La COVID-19 pourrait détruire des secteurs d'activité, dit la Fed

Publié le 20/05/2020 à 16:58

La COVID-19 pourrait détruire des secteurs d'activité, dit la Fed

Publié le 20/05/2020 à 16:58

Par AFP

Le secteur de l’énergie par exemple pourrait connaître « une vague de faillites » si les prix restaient bas. (Photo: 123RF)

La crise sanitaire pourrait définitivement détruire certains secteurs d'activité si ceux-ci restaient boudés par les clients, malgré l'assouplissement des mesures de confinement, selon des minutes de la dernière réunion du comité monétaire de la Réserve fédérale (Fed), publiées mercredi.

La Fed s’est inquiétée que « certains modèles d’entreprises pourraient ne plus être économiquement viables, par exemple si les consommateurs continuaient d’éviter de participer à certaines activités économiques », selon les minutes de la réunion des 28 et 29 avril.

Les membres du comité monétaire craignent également que beaucoup de petites entreprises ne puissent résister aux effets durables sur leurs finances de ce choc, malgré les aides prévues par le plan de relance américain pour leur permettre de continuer à payer les salaires.

Ils ont ainsi relevé que certains secteurs avaient été particulièrement touchés, citant le transport aérien, les croisières, la restauration, et le tourisme.

Le secteur de l’énergie pourrait également connaître « une vague de faillites » si les prix restaient bas.

Les mesures de confinement mises en place depuis mars aux États-Unis ont mis à genou l’économie, qui constituait l’un des principaux arguments de campagne de Donald Trump pour sa réélection à la Maison-Blanche.

Le président a hâte de voir l’économie repartir.

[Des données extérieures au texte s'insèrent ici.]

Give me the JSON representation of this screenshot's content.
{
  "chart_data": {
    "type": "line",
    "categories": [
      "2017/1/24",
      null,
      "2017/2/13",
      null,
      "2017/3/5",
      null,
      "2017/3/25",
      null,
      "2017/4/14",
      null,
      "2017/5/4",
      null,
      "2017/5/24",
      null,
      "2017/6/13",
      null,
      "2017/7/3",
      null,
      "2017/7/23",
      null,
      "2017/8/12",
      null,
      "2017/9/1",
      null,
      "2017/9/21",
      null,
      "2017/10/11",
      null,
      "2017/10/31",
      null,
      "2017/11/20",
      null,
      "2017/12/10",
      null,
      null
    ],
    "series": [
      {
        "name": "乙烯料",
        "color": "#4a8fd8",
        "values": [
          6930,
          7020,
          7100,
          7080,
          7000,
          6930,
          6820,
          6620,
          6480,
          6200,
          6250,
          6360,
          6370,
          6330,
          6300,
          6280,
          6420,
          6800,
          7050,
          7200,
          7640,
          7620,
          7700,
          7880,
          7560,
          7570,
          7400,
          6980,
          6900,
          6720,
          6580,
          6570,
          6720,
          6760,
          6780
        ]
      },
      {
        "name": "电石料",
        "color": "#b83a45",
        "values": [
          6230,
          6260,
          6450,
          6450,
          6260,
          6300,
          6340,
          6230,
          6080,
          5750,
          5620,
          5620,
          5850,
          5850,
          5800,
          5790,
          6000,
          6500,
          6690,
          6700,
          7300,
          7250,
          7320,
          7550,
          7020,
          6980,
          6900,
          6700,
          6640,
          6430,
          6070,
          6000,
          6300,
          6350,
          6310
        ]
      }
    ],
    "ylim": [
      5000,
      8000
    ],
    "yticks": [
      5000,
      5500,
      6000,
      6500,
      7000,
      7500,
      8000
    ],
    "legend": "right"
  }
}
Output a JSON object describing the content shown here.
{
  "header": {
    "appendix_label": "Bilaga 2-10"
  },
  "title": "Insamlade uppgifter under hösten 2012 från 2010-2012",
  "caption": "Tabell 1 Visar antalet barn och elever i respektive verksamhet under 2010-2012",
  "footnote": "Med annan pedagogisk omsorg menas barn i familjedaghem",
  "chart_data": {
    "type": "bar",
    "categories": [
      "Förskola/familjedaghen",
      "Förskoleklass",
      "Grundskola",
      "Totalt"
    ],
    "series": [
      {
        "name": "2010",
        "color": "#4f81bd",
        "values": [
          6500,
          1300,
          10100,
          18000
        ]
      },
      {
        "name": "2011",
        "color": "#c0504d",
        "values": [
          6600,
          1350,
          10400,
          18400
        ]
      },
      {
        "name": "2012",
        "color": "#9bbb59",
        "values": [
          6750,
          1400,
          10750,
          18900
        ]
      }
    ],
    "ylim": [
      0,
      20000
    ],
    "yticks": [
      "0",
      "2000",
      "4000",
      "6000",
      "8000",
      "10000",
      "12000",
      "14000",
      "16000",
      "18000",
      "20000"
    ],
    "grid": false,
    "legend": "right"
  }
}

Mais le débat fait rage entre partisans d’une réouverture rapide et ceux qui mettent en garde sur les dangers d’une deuxième vague de contamination.

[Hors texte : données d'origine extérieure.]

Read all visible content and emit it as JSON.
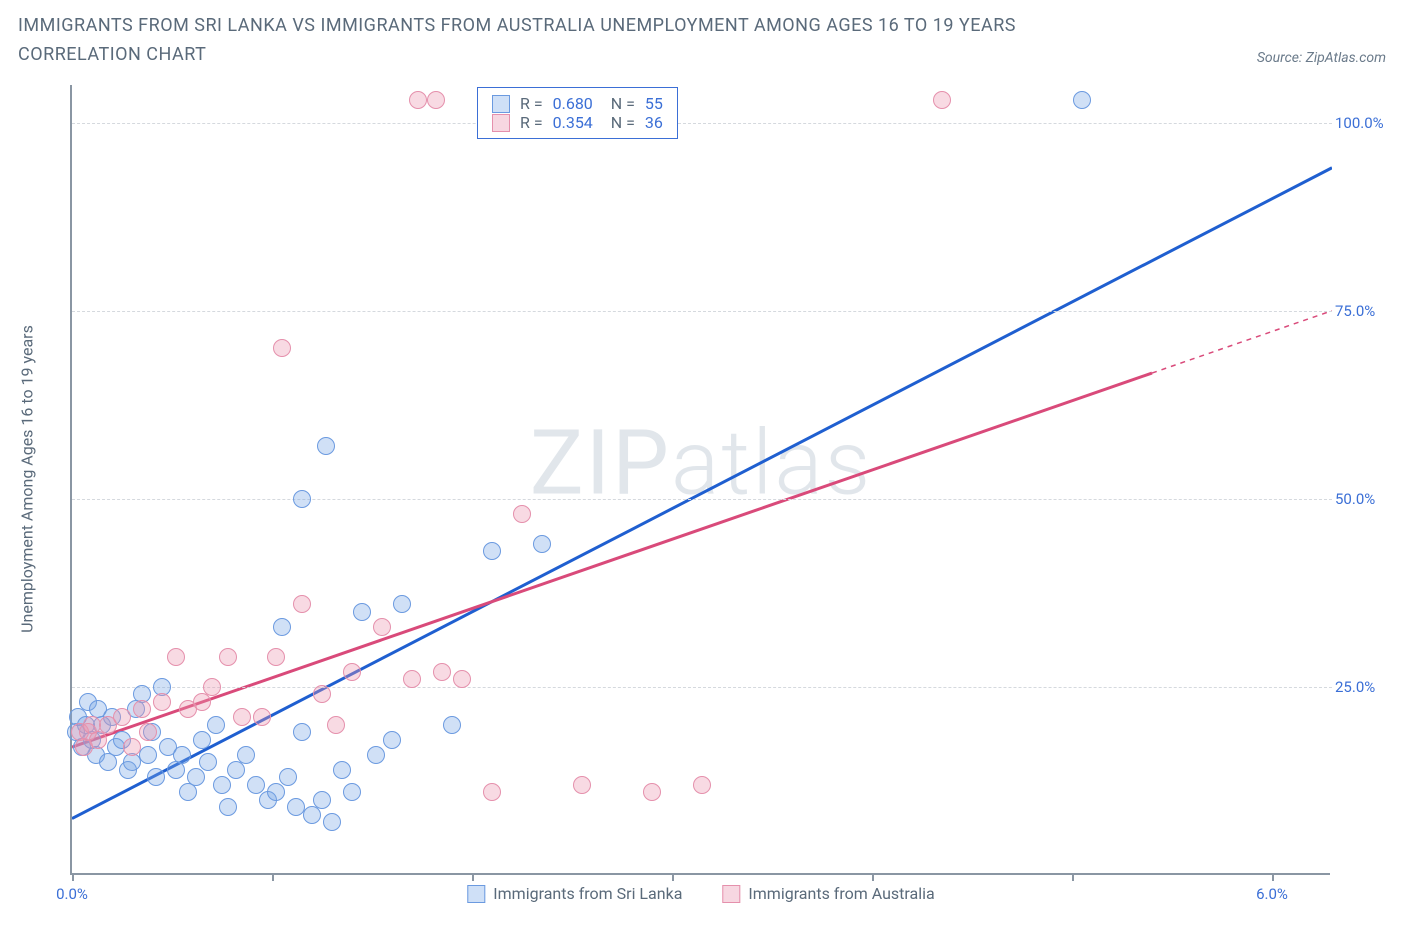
{
  "title": "IMMIGRANTS FROM SRI LANKA VS IMMIGRANTS FROM AUSTRALIA UNEMPLOYMENT AMONG AGES 16 TO 19 YEARS CORRELATION CHART",
  "source": "Source: ZipAtlas.com",
  "watermark": "ZIPatlas",
  "y_axis_title": "Unemployment Among Ages 16 to 19 years",
  "chart": {
    "type": "scatter",
    "background_color": "#ffffff",
    "grid_color": "#d5d9de",
    "axis_color": "#8a96a3",
    "xlim": [
      0,
      6.3
    ],
    "ylim": [
      0,
      105
    ],
    "x_ticks": [
      0,
      1,
      2,
      3,
      4,
      5,
      6
    ],
    "x_tick_labels": {
      "0": "0.0%",
      "6": "6.0%"
    },
    "y_ticks": [
      25,
      50,
      75,
      100
    ],
    "y_tick_labels": [
      "25.0%",
      "50.0%",
      "75.0%",
      "100.0%"
    ],
    "marker_radius": 9,
    "marker_stroke_width": 1.5,
    "line_width": 3,
    "title_fontsize": 18,
    "label_fontsize": 16,
    "tick_fontsize": 15
  },
  "series": [
    {
      "name": "Immigrants from Sri Lanka",
      "R": "0.680",
      "N": "55",
      "color_fill": "rgba(120,165,230,0.35)",
      "color_stroke": "#6b9ae0",
      "swatch_fill": "#cfe0f7",
      "swatch_border": "#6b9ae0",
      "trend_color": "#1f5fd0",
      "trend": {
        "x1": 0.0,
        "y1": 7.5,
        "x2": 6.3,
        "y2": 94.0,
        "dash_from_x": null
      },
      "points": [
        [
          0.02,
          19
        ],
        [
          0.03,
          21
        ],
        [
          0.05,
          17
        ],
        [
          0.07,
          20
        ],
        [
          0.08,
          23
        ],
        [
          0.1,
          18
        ],
        [
          0.12,
          16
        ],
        [
          0.13,
          22
        ],
        [
          0.15,
          20
        ],
        [
          0.18,
          15
        ],
        [
          0.2,
          21
        ],
        [
          0.22,
          17
        ],
        [
          0.25,
          18
        ],
        [
          0.28,
          14
        ],
        [
          0.3,
          15
        ],
        [
          0.32,
          22
        ],
        [
          0.35,
          24
        ],
        [
          0.38,
          16
        ],
        [
          0.4,
          19
        ],
        [
          0.42,
          13
        ],
        [
          0.45,
          25
        ],
        [
          0.48,
          17
        ],
        [
          0.52,
          14
        ],
        [
          0.55,
          16
        ],
        [
          0.58,
          11
        ],
        [
          0.62,
          13
        ],
        [
          0.65,
          18
        ],
        [
          0.68,
          15
        ],
        [
          0.72,
          20
        ],
        [
          0.75,
          12
        ],
        [
          0.78,
          9
        ],
        [
          0.82,
          14
        ],
        [
          0.87,
          16
        ],
        [
          0.92,
          12
        ],
        [
          0.98,
          10
        ],
        [
          1.02,
          11
        ],
        [
          1.05,
          33
        ],
        [
          1.08,
          13
        ],
        [
          1.12,
          9
        ],
        [
          1.15,
          19
        ],
        [
          1.15,
          50
        ],
        [
          1.2,
          8
        ],
        [
          1.25,
          10
        ],
        [
          1.27,
          57
        ],
        [
          1.3,
          7
        ],
        [
          1.35,
          14
        ],
        [
          1.4,
          11
        ],
        [
          1.45,
          35
        ],
        [
          1.52,
          16
        ],
        [
          1.6,
          18
        ],
        [
          1.65,
          36
        ],
        [
          1.9,
          20
        ],
        [
          2.1,
          43
        ],
        [
          2.35,
          44
        ],
        [
          5.05,
          103
        ]
      ]
    },
    {
      "name": "Immigrants from Australia",
      "R": "0.354",
      "N": "36",
      "color_fill": "rgba(235,150,175,0.35)",
      "color_stroke": "#e590ac",
      "swatch_fill": "#f7d7e1",
      "swatch_border": "#e590ac",
      "trend_color": "#d94a7a",
      "trend": {
        "x1": 0.0,
        "y1": 17.0,
        "x2": 6.3,
        "y2": 75.0,
        "dash_from_x": 5.4
      },
      "points": [
        [
          0.04,
          19
        ],
        [
          0.06,
          17
        ],
        [
          0.08,
          19
        ],
        [
          0.1,
          20
        ],
        [
          0.13,
          18
        ],
        [
          0.18,
          20
        ],
        [
          0.25,
          21
        ],
        [
          0.3,
          17
        ],
        [
          0.35,
          22
        ],
        [
          0.38,
          19
        ],
        [
          0.45,
          23
        ],
        [
          0.52,
          29
        ],
        [
          0.58,
          22
        ],
        [
          0.65,
          23
        ],
        [
          0.7,
          25
        ],
        [
          0.78,
          29
        ],
        [
          0.85,
          21
        ],
        [
          0.95,
          21
        ],
        [
          1.02,
          29
        ],
        [
          1.05,
          70
        ],
        [
          1.15,
          36
        ],
        [
          1.25,
          24
        ],
        [
          1.32,
          20
        ],
        [
          1.4,
          27
        ],
        [
          1.55,
          33
        ],
        [
          1.7,
          26
        ],
        [
          1.73,
          103
        ],
        [
          1.82,
          103
        ],
        [
          1.85,
          27
        ],
        [
          1.95,
          26
        ],
        [
          2.1,
          11
        ],
        [
          2.25,
          48
        ],
        [
          2.55,
          12
        ],
        [
          2.9,
          11
        ],
        [
          3.15,
          12
        ],
        [
          4.35,
          103
        ]
      ]
    }
  ],
  "legend_bottom": [
    {
      "label": "Immigrants from Sri Lanka",
      "swatch_fill": "#cfe0f7",
      "swatch_border": "#6b9ae0"
    },
    {
      "label": "Immigrants from Australia",
      "swatch_fill": "#f7d7e1",
      "swatch_border": "#e590ac"
    }
  ]
}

La pandémie fait peser sur l’économie de nombreux risques à moyen et long termes, ont également relevé les membres du comité monétaire de la Fed.

Ils craignent ainsi que les travailleurs qui perdent leur emploi ne « perdent leurs compétences », mais aussi « l’accès à des services de garde d’enfants ou de soins aux personnes âgées », ou soient « découragés » et ne cherchent plus d’emploi.

« Certains licenciements temporaires pourraient devenir permanents », redoutent-ils.

À l’issue de sa réunion, la Fed avait maintenu les taux directeurs dans une fourchette de 0 à 0,25 %, un niveau auquel elle les laissera jusqu’à ce qu’elle soit persuadée que l’économie « a survécu » à la crise sanitaire.

La Banque centrale avait également promis de faire tout ce qu’elle pourrait pour sauver l’économie américaine, qui devrait toutefois « chuter à un rythme sans précédent au deuxième trimestre », après un recul de 4,8 % au premier trimestre.

Le président de la Fed Jerome Powell a évoqué dimanche une chute du PIB de 20 à 30 %, et un pic probable du taux de chômage à 20 ou 25 %.